Aggiungo, che il federalismo, attuato in questo momento storico, non soltanto aumenterebbe il rischio della implosione dell’Unità federale (che si vorrebbe costituire), bensì trasferirebbe poteri a ceti politici e burocratici che fino ad ora hanno dimostrato di essere meno preparati e più corrotti di quelli nazionali. Nelle regioni si annida la massima corruzione italiana.
Infine, l’Italia, più di ogni altro Stato, colpita da una grave crisi depressiva e invaghita degli Stati Uniti d’America, negli ultimi venti anni ha modificato un’enorme quantità di settori nevralgici dell’ordinamento, interrompendo un percorso che, con limiti ed errori, aveva una sua linearità, una sua logica e una sua storia.
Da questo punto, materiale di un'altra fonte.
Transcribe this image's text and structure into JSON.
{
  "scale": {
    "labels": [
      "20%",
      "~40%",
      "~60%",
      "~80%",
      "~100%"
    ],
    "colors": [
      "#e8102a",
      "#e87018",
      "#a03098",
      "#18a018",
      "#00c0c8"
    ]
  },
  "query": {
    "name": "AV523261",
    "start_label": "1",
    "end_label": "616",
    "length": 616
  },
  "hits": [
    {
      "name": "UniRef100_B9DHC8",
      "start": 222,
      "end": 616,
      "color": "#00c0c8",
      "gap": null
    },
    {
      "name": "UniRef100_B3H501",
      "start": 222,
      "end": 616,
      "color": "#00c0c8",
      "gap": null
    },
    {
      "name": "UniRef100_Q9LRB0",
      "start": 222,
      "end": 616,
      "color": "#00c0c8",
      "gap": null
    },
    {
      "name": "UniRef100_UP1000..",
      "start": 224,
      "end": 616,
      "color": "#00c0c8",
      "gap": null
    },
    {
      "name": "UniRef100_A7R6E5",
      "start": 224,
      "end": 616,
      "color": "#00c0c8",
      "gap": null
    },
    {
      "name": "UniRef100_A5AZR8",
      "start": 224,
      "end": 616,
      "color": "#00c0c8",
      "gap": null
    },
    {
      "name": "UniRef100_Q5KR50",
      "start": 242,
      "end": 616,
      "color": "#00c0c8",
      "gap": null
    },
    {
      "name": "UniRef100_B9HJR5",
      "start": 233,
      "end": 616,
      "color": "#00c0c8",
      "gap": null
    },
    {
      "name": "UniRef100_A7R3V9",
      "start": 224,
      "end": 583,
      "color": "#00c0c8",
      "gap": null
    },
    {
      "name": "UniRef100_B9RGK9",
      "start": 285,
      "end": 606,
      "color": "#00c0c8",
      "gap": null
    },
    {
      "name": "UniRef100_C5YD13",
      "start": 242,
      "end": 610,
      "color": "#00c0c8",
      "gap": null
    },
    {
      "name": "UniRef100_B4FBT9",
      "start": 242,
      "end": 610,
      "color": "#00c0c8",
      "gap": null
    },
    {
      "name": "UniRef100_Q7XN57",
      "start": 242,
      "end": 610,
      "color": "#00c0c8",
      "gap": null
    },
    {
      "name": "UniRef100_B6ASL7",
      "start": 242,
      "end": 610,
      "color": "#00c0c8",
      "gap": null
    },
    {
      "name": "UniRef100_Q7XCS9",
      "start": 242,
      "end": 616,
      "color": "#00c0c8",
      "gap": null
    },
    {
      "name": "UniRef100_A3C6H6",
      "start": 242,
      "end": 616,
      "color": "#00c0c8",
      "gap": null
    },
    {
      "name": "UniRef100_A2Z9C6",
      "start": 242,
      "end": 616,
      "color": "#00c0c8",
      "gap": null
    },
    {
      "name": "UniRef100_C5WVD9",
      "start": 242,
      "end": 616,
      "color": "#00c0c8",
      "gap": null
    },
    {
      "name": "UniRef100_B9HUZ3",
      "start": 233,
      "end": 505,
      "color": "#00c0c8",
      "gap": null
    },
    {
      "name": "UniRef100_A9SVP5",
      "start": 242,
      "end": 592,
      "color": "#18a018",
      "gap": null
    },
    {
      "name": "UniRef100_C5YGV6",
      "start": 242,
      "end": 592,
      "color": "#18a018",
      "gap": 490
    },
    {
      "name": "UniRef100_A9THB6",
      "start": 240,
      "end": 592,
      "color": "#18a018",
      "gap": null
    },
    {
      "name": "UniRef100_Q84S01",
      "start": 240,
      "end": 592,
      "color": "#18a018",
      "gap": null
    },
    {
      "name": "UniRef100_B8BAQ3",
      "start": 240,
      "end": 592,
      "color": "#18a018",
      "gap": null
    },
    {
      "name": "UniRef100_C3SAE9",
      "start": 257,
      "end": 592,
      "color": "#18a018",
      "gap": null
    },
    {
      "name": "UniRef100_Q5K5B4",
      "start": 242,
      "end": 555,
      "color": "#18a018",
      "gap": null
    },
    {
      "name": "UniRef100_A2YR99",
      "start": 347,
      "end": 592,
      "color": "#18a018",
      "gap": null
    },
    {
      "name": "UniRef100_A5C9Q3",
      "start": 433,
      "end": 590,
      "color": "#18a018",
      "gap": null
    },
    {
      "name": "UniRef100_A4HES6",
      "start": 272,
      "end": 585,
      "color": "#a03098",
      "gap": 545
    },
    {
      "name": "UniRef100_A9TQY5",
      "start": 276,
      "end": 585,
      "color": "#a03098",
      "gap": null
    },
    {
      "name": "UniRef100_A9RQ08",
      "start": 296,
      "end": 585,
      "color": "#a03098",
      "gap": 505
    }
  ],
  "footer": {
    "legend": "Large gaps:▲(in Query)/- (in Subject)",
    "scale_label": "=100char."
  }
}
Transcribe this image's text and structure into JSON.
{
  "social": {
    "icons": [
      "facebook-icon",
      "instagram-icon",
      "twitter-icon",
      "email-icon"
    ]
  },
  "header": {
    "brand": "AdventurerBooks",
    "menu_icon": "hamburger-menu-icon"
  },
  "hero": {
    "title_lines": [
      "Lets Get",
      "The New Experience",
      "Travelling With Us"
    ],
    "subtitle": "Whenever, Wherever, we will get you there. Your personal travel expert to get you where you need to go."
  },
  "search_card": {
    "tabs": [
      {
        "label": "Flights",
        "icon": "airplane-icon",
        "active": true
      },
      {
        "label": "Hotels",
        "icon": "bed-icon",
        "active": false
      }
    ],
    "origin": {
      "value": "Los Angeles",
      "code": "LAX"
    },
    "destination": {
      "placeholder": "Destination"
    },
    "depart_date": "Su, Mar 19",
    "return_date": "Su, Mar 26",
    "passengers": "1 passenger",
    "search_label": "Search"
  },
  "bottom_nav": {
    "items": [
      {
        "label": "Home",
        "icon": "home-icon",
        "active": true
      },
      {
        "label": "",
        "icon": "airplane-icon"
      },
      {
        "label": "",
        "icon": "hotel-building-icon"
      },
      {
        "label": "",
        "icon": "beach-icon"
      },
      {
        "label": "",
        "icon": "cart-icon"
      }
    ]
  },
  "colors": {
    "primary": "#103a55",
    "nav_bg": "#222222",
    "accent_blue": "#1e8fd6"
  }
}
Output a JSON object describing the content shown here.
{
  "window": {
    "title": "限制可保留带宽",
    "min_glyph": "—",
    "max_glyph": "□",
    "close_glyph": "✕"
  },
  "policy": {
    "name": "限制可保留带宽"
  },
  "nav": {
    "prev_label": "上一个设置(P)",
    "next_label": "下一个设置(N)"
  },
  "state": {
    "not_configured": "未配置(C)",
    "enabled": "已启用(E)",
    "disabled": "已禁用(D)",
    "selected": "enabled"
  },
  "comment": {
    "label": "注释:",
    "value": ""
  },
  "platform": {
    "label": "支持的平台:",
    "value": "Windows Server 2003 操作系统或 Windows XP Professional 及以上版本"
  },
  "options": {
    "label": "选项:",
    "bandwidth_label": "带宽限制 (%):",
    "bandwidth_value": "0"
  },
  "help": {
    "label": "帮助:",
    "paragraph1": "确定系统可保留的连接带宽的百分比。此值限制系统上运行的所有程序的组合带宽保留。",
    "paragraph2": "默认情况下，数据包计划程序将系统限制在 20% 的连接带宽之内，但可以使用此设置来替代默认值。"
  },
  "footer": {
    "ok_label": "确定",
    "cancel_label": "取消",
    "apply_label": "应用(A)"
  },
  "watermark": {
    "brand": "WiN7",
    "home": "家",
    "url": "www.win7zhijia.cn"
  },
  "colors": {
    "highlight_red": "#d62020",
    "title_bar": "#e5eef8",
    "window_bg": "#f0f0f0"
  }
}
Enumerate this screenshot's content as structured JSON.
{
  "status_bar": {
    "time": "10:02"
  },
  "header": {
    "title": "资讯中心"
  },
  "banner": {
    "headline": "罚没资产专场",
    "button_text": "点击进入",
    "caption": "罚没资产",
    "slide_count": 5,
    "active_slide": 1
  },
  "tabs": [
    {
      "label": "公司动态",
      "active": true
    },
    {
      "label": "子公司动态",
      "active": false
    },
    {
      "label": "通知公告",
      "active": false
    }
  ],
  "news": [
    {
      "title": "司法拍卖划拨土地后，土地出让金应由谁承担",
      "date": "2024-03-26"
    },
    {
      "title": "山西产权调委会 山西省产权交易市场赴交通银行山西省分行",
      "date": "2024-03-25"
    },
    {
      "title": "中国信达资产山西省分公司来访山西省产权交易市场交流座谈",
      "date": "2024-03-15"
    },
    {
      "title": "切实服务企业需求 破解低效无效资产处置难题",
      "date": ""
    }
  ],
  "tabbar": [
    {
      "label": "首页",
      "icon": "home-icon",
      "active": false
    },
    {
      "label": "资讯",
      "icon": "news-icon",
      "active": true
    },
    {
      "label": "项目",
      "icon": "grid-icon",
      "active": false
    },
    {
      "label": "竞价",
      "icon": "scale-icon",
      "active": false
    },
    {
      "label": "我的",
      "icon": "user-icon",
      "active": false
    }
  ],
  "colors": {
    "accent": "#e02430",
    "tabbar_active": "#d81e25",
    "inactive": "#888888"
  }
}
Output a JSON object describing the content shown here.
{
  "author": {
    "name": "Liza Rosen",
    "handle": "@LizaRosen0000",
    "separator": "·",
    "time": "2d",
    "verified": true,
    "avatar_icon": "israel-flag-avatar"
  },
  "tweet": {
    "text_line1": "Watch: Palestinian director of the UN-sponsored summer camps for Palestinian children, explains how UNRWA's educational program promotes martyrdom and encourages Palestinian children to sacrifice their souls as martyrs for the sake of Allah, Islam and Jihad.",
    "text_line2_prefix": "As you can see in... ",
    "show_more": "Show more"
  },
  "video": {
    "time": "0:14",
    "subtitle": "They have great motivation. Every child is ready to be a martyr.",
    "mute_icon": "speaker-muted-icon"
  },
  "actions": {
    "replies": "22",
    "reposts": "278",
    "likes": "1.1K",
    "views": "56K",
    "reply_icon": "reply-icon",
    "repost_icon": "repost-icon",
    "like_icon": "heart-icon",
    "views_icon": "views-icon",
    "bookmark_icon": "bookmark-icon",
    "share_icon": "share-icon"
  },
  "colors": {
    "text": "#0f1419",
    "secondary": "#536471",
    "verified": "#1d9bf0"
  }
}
Si è venuto a creare un vero e proprio ordinamento disfunzionale, ingiusto e radicalmente in contrasto con il programma costituzionale.
Il federalismo rischia di essere come il bipolarismo, come il maggioritario; come l’indicazione del nome del candidato presidente del consiglio sulla scheda elettorale; come la concorrenza e la svendita delle aziende pubbliche; come i contratti atipici sorti in ambiente angloamericano, entrati nel nostro ordinamento “per agevolare il commercio internazionale” e infine approdati stabilmente nel commercio nazionale; come le “autorità indipendenti” (da chi?); come l’abolizione delle licenze commerciali; come l’abolizione dei minimi tariffari, che tutelavano dalla concorrenza alcune categorie di liberi professionisti; come la (voluta) eliminazione del contratto di lavoro nazionale; come il processo accusatorio; come le riforme del diritto societario, industriale e fallimentare; come le riforme della legislazione bancaria, finanziaria e valutaria; come la riforma universitaria del 3+2; come l’autorizzazione di pressoché ogni attività di scommessa e di gioco; come la eliminazione della stabilità del rapporto di lavoro subordinato; come le televisioni nazionali non più solo pubbliche ma anche private. Tutte iniezioni di istituti alieni nel corpo dell’ordinamento giuridico italiano. Un flusso continuo di veleno, che, in poco più di venti anni, ha disordinato e scardinato un ordinamento – dunque uno Stato, che non era migliore né peggiore di altri e che aveva tuttavia caratteri propri – e impoverito, intristito e instupidito un popolo.
Per queste ragioni, concrete e non astratte, che valgono ora e non in futuro e per sempre, sono contrario a dare attuazione, in un modo o nell’altro, al federalismo. Resta fermo che, se il federalismo si combatte politicamente esprimendo il punto di vista contrario e affilando gli argomenti contro la sua introduzione in questo momento storico, le secessioni si combattono militarmente, al fianco dell’esercito italiano.